Das Haus am Rynok-Platz Nr. 28, welches man am Anfang des 17. Jahrhunderts errichtete, wurde durch zweierlei Besonderheiten bekannt. Zum einen verbrachte der Kosakenführer Iwan Pidkowa dort die letzte Nacht vor seiner Exekution. Zum anderen findet man auf der Fassade einige lateinische Inschriften, welche sich durch Klugheit und Zeitlosigkeit auszeichnen.
Ilko Lemko.
Legenden der alten Stadt Lwiw

Der Brauch, ein Haus mit geflügelten Worten und verschiedenen philosophischen Sinnsprüchen zu schmücken, besteht in Lwiw seit alten Zeiten. Das Steinhaus am Rynok-Platz Nr. 28 ist dafür bekannt, dass der moldauische Fürst Iwan Pidkowa hier seine letzte Nacht vor der Hinrichtung verbrachte. Und ab dem 16. Jahrhundert gehörte das Haus meistens Apothekern und Ärzten. Hier, über den beiden Portalen und über allen Fenstern sehen wir lateinische Aufschriften, die uns mit ihrer mittelalterlichen, bis heute gültigen Weisheit beeindrucken.

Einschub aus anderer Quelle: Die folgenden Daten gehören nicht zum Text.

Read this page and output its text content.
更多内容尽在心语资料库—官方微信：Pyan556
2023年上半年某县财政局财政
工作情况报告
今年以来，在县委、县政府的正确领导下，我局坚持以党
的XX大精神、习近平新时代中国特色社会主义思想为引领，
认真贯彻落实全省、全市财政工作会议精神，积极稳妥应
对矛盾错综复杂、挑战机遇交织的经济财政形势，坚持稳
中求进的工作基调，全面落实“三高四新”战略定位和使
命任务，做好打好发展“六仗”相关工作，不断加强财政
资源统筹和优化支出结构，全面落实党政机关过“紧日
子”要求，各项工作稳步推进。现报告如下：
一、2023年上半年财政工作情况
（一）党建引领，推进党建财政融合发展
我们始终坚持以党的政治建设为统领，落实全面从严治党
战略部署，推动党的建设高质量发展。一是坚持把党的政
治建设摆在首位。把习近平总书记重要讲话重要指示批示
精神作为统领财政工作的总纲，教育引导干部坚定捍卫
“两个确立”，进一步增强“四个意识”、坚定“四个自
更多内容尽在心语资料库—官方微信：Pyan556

Über den Fenstern des dritten Stockes links sehen wir die Aufschrift: „Probus invidet nemini“ – „Der Kluge beneidet niemanden“ und weiter – „Die Tugend bezwingt alles“, „Die Tugend wird mit Respekt belohnt“. Unten – „Wo Güte ist, da ist Gott“, „Wo Überfluss ist, da ist Sünde“, „Wo Reichtum ist, sind auch Freunde“. Des Weiteren findet sich eine für die Epoche der Renaissance kennzeichnende Sentenz: „Niemals verfehlen das Nützliche und das Schöne einander“ und schließlich über dem Hauptportal steht: „Deus meus et omnia“ – „Du bist mein Gott und mein alles“. Wenn wir versuchen, über diese Sinnsprüche nachzudenken, so nähern wir uns zumindest ein bisschen dem Menschen der Epoche der Renaissance – diesem klugen, ruhigen, harmonischen und lebenslustigen Menschen.
Aus dem Ukrainischen von Khrystyna Dyakiv
Lemko, Ilko: Lehendy staroho Lwowa [Legenden der alten Stadt Lwiw]. Apriori: Lwiw 2008, S. 176.